Девочка спала близ выхода. Ей заткнули рот тряпкой и бесшумно вытащили из чума. Связанную Любашу уложили на её же нарту, и Тасей с бешеной скоростью погнала упряжки к своей стоянке.
Не скоро поняла Любаша, что случилось. И поняла только, когда бабка сказала ей уже в своём чуме:
— Теперь всегда будешь жить с бабушкой.
Часами сидела девочка неподвижно, не произнося ни слова, не притрагиваясь к еде. А Тасей много дней караулила её и из чума не выпускала.
Наконец Тасей собралась в отъезд. У чума она не оставила ни оленей, ни нарт. Она знала, что без упряжки по гиблой болотистой тундре из этих мест далеко не уйдёшь. И Тасей спокойно уехала разыскивать русских промышленников. Голодная, бродила Любаша около чума.
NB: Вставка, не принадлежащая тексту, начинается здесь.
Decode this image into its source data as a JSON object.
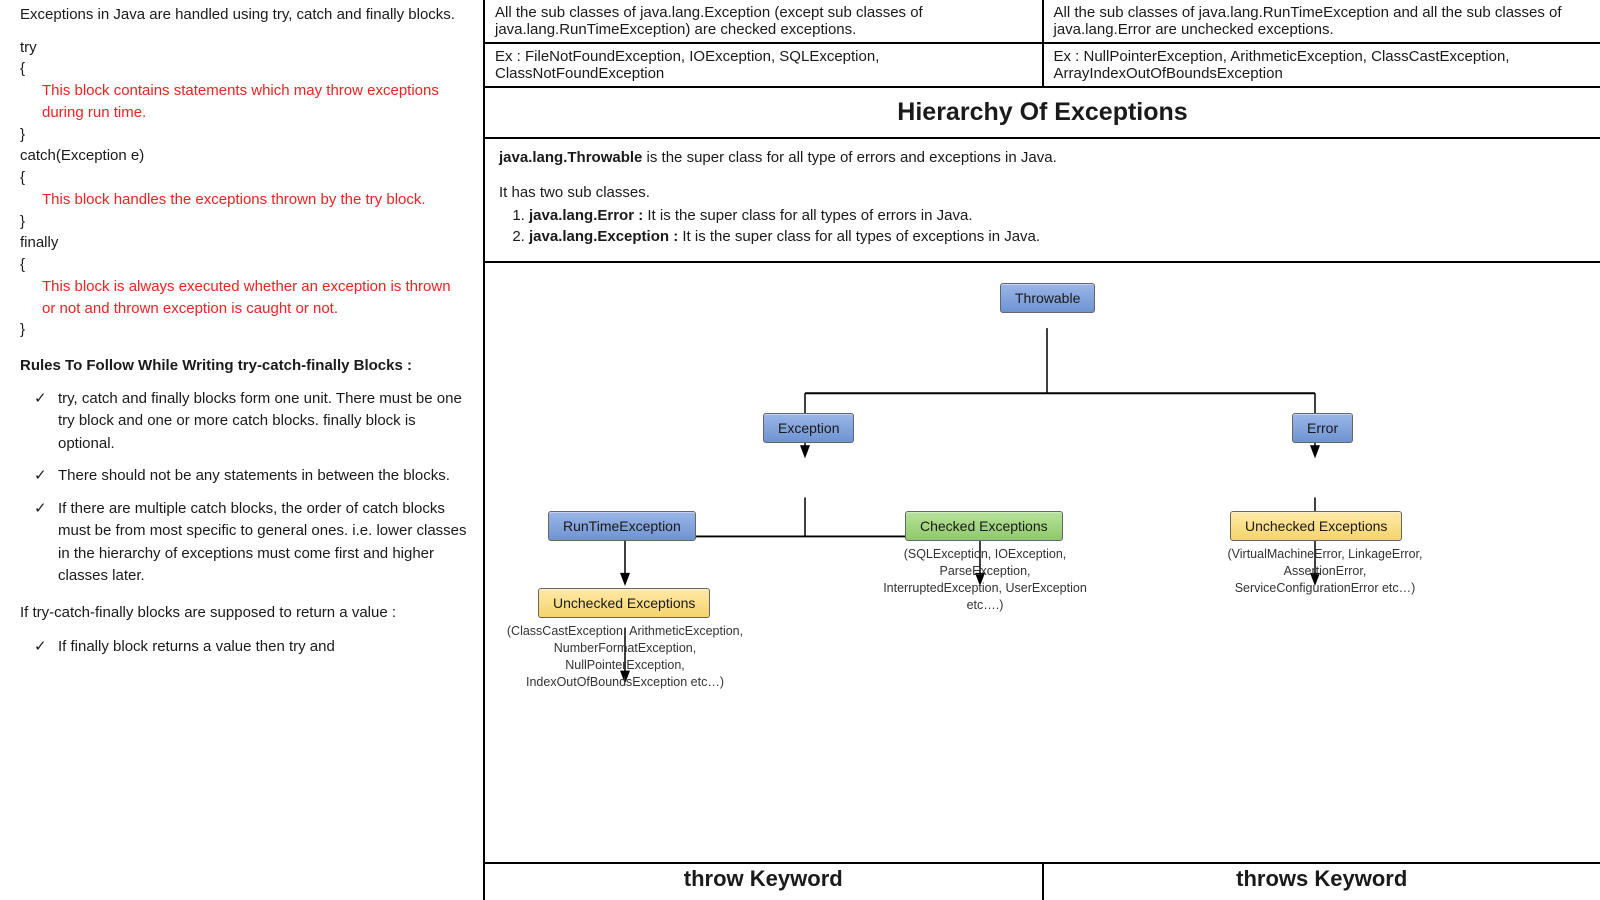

Долгое время пролежавшее в миске мясо начало гнить, зачервивело и смрадно, до тошноты, пахло. Любаша его выбросила.
Бежать девочке было некуда. Вокруг в тундре подстерегали трясина и чаруса [5] Чаруса — болота.
, в которых, как она знала, гибли не только люди, но и осторожные, далеко чуявшие опасные места олени.
Прошло несколько дней, а бабка всё не возвращалась. Голод измучил Любашу, и она уже жалела, что выбросила гнилое мясо.
Она думала, что к ней скоро приедут люди — учитель, мать Устинья, дед Хатанзей. Но время шло, а люди не показывались.
Подолгу лежала она в чуме, забываясь в тревожном полусне. К ней приходил сказочник Егорыч, а с ним — богатыри и волшебница Лебедь. Весёлый Балда подносил ей миски с горами жирной оленины, гусятины и рыбы. И было много-много хлеба — огромные ломти, мягкие и тёплые, только-только отрезанные от только-только испечённого каравая.
Любаша хватала хлеб, хватала куски мяса. Потом она приходила в себя, и ей становилось страшно. Не было Егорыча, не было хлеба. Ничего не было, кроме старых, пересохших оленьих шкур да бледной ночи, заглядывающей в чум через щели и входную дыру.
Хоть бы какой-нибудь кусочек, который можно съесть!
Под утро девочка хотела встать, чтобы напиться. Но, обессиленная, она не смогла удержаться на ногах и свалилась. Уже не думая ни о Егорыче, ни о матери, она впала в забытьё.
Очнувшись, она поползла к ящику с мисками, хотя знала, что миски пусты. И бочка, где Тасей хранила муку, была пуста. Девочка почти бессознательно протянула руку за бочку и нащупала мягкую шкуру. Она пальцами почувствовала, что это пыжик.
Любаша притянула к себе шкуру и принялась сосать. Потом она стала рвать шкурку зубами и вдруг под мехом ощутила что-то твёрдое. Если бы кусок сала! Если бы рыба.
Но это было не сало и не сушёная рыба. Это был бюст старика, слепленный художником Егорычем.
В полумраке чума Люба долго рассматривала бородатого божка, губы которого были густо вымазаны застылым гусиным салом. Она стала жадно слизывать сало и только тут вспомнила, что болван слеплен из теста. Хлебный болван, хлебный божок, которому молилась Тасей!
Хлеб! Кусок съедобного, без которого девочка вот-вот могла умереть.
Любаша впилась крепкими зубами в одеревенелую фигурку старика. Раздался сухой треск, посыпались крошки. Любаша вздрогнула. Она вскинула голову, и ей показалось, что в чум ворвалась взбешённая Тасей. Её лицо искажала злоба. Девочка уронила болвана и закрыла лицо дрожащими ладонями.
Но никакой Тасей не было.
И голод победил страх. Она схватила болвана и с силой разломила его пополам. Она грызла яростно и жадно, пока от одной половины не осталось ни крошки.
Покончив с сухарём, девочка успокоилась. Но вскоре её опять охватил страх перед возвращением Тасей.
Так Любаша неподвижно просидела несколько минут. Потом она спрятала шкурку на прежнее место и зачерпнула в кружку воды. Напившись, вышла из чума. Тундра была пустынна и безмолвна.